ジェルを塗ってプローブを当てるだけ、痛みなし、被ばくなし——それが乳腺エコー(超音波)です。
マンモグラフィと並ぶ乳がん検査のもうひとつの主役。ここでは、エコーで何ができるのか、何が苦手なのかを整理します。
エコーの仕組み
エコーは、人の耳には聞こえない高い音(超音波)を体に当てて、その反射の様子から体の中を画像化する検査です。
魚群探知機やコウモリと同じ原理。音は、固いものと柔らかいもので跳ね返り方が違うので、それを利用して内部の構造を見ます。

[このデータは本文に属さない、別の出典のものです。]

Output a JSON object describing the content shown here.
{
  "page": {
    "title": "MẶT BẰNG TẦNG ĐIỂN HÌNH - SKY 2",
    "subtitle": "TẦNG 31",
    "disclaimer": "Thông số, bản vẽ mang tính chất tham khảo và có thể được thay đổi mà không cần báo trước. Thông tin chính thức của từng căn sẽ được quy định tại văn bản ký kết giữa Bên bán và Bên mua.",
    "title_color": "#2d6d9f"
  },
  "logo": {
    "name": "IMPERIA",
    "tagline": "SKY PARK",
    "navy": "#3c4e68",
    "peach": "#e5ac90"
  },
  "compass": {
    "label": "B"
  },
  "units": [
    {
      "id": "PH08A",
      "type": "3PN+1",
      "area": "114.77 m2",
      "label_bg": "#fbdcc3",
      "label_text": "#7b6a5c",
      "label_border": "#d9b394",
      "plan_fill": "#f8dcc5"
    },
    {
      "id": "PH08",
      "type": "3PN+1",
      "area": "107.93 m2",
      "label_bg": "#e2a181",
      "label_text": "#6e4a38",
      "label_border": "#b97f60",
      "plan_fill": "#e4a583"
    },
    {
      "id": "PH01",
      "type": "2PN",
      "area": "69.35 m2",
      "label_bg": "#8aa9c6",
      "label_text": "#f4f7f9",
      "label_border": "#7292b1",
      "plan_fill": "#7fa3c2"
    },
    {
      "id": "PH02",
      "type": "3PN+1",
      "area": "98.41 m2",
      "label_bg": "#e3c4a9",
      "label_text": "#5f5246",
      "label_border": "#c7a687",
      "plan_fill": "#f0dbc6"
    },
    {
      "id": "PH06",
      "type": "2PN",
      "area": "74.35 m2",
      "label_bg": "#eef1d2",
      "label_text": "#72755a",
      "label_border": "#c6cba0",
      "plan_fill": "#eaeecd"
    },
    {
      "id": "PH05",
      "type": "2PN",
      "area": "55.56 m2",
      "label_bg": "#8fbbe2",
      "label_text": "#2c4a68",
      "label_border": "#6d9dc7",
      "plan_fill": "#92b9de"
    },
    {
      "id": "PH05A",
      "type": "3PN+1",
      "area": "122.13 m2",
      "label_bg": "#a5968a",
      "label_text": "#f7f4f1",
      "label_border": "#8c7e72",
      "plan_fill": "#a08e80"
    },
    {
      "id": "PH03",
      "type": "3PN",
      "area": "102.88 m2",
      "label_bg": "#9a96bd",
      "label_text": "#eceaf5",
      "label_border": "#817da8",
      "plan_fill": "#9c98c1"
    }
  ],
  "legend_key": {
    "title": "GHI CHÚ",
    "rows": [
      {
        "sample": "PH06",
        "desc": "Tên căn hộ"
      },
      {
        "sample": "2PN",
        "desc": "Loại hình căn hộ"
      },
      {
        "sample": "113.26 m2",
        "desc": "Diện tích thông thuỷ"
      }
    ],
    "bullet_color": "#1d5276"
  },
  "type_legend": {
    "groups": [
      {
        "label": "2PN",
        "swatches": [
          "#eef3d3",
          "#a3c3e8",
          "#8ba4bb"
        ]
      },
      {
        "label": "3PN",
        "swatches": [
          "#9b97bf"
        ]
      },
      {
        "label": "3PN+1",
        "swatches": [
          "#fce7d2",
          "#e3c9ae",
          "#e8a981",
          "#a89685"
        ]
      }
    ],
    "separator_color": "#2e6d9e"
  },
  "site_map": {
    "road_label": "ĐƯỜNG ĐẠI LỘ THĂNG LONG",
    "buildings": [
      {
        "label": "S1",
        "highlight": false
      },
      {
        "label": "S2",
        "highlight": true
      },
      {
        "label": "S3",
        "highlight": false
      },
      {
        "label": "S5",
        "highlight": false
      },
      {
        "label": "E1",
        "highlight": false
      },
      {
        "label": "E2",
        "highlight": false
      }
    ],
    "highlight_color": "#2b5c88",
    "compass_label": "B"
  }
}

放射線は使わないので被ばくゼロ。痛みも基本的にありません。妊娠中・授乳中の方でも安心して受けられます。
エコーが得意なこと:しこりの「中身」がわかる
エコーは、しこりが見つかったときに、その中身を調べるのが得意です。
エコーで分かるしこりの中身
- 液体がたまった袋(嚢胞、のうほう):基本的に良性
- 固い組織のかたまり:良性か悪性かをさらに評価
- 形がきれい・境界がはっきり:良性っぽい
- 形がいびつ・境界がもやもや:悪性っぽい
- 内部の血流:悪性は血流が豊富なことが多い
しこりが触れた段階で、「これは液体だから心配なし」「これはちょっと精密検査をしましょう」とその場で判断できることが多いです。
エコーの限界:石灰化が苦手
エコーが苦手なのは、ごく小さな石灰化を見つけること。
マンモがレントゲンで「白い粒」として石灰化を捉えるのに対し、エコーは固い小さな粒を見るのがあまり得意ではありません。
そのため、
- 石灰化として現れる早期の乳がんは、マンモの方が見つけやすい
- 触れるしこりは、エコーの方が中身を評価しやすい
という得意分野の違いがあります。
エコーは「検査者の腕」で差が出る
エコーの大きな特徴のひとつが、検査者の技量で結果が変わること。
マンモは機械で同じように撮れますが、エコーはプローブをどう当てるか、何を観察するかで、見つけられるものが変わります。
経験豊富な技師さんや乳腺専門医がやるエコーと、研修医がやるエコーでは、見つける能力にやはり差が出ます。
ただ、これは「いつもベテランを指名できる」とは限らない現実があるので、「過去のエコー画像と比較する」「気になることは口頭で伝える」など、自分でできる工夫はあります。
エコー検査の流れ
- 検査台にあおむけになる
- 検査側の腕を頭の上に上げる
- ジェルを塗ってもらう(少しひんやり)
- プローブで乳房全体をなぞる
- 脇の下も診る
- 10〜15分程度で終了
下着は基本的に上だけ脱ぎます。スカートやズボンはそのままでOK。